La méthode repose sur (1) l’incorporation d’un codebarre (barcode) aux acides nucléiques de chaque noyau avant, d’une part, (2) la mesure du profil d’expression comme précédemment, et d’autre part (3) une amplification ciblée sur la séquence transcrite du gène HTT, (4) une purification additionnelle ciblée sur la même séquence, (5) une sélection des molécules amplifiées les plus longues, et (6) un séquençage par une machine Pacific Biosciences qui peut lire de très longues séquences (jusqu’à plusieurs kilobases). On peut ainsi, grâce aux codes-barres, obtenir le profil global d’expression, identifier le type cellulaire, et mesurer la longueur de la séquence répétée (CAG)n présente dans le transcrit du gène HTT pour la même cellule.
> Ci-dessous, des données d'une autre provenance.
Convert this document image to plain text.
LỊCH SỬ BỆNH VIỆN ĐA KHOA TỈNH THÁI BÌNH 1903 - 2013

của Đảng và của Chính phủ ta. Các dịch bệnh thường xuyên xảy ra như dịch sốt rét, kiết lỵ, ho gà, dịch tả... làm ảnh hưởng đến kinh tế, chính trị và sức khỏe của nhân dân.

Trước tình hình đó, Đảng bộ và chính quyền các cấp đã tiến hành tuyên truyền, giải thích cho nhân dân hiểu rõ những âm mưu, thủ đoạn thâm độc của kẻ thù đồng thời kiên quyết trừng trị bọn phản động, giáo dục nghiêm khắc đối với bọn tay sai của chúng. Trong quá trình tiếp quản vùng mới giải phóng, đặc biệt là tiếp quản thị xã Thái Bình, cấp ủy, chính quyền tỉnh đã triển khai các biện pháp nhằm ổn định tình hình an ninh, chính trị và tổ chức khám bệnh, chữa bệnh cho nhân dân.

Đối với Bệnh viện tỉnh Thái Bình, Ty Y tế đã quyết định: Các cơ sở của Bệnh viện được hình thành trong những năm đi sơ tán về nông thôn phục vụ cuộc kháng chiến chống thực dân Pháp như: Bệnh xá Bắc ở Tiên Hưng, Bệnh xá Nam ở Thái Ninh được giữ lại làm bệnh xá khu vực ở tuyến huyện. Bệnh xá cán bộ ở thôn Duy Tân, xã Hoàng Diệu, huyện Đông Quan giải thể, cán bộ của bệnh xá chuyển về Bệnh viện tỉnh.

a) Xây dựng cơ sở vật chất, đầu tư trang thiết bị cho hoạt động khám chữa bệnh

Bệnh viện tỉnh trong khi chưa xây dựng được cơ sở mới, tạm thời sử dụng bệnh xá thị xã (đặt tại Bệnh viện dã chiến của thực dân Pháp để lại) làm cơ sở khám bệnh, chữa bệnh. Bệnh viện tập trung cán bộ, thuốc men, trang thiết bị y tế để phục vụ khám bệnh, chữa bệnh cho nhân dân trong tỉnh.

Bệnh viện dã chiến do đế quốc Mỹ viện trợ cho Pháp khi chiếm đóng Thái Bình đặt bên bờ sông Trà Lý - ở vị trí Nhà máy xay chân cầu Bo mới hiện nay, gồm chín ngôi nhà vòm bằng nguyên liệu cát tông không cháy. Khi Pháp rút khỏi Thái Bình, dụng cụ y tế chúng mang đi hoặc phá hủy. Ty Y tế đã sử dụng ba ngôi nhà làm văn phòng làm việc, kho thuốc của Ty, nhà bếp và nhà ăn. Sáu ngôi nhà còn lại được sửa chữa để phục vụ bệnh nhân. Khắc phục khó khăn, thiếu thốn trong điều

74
Les précautions prises pour la conservation des séquences longues et pour leur lecture limitent les artefacts d’amplification et assurent une détermination fiable du nombre de CAG. Ce travail – assez acrobatique du point de vue technique – a été réalisé sur six prélèvements provenant de malades et a débuté par l’analyse du segment (CAG)n dans les différents types cellulaires présents dans le striatum (voir Figure 1). Il montre que seul l’allèle pathogène est amplifié (CAGn>37), et seulement de manière significative dans les neurones SPN. L’amplification est variable d’une cellule à l’autre au sein du même prélèvement, et la très grande majorité des SPN montre une amplification modérée, 60 à 70 répétitions au lieu de 40 à 43 dans le gène transmis. Mais une importante minorité de neurones SPN porte une amplification plus importante, allant jusqu’à plusieurs centaines de répétitions (Figure 3).

thumbnail Figure 3

Longueur de la séquence (CAG)n dans les neurones SPN d’un patient. (Extrait partiel et modifié de la figure 2 de [4]).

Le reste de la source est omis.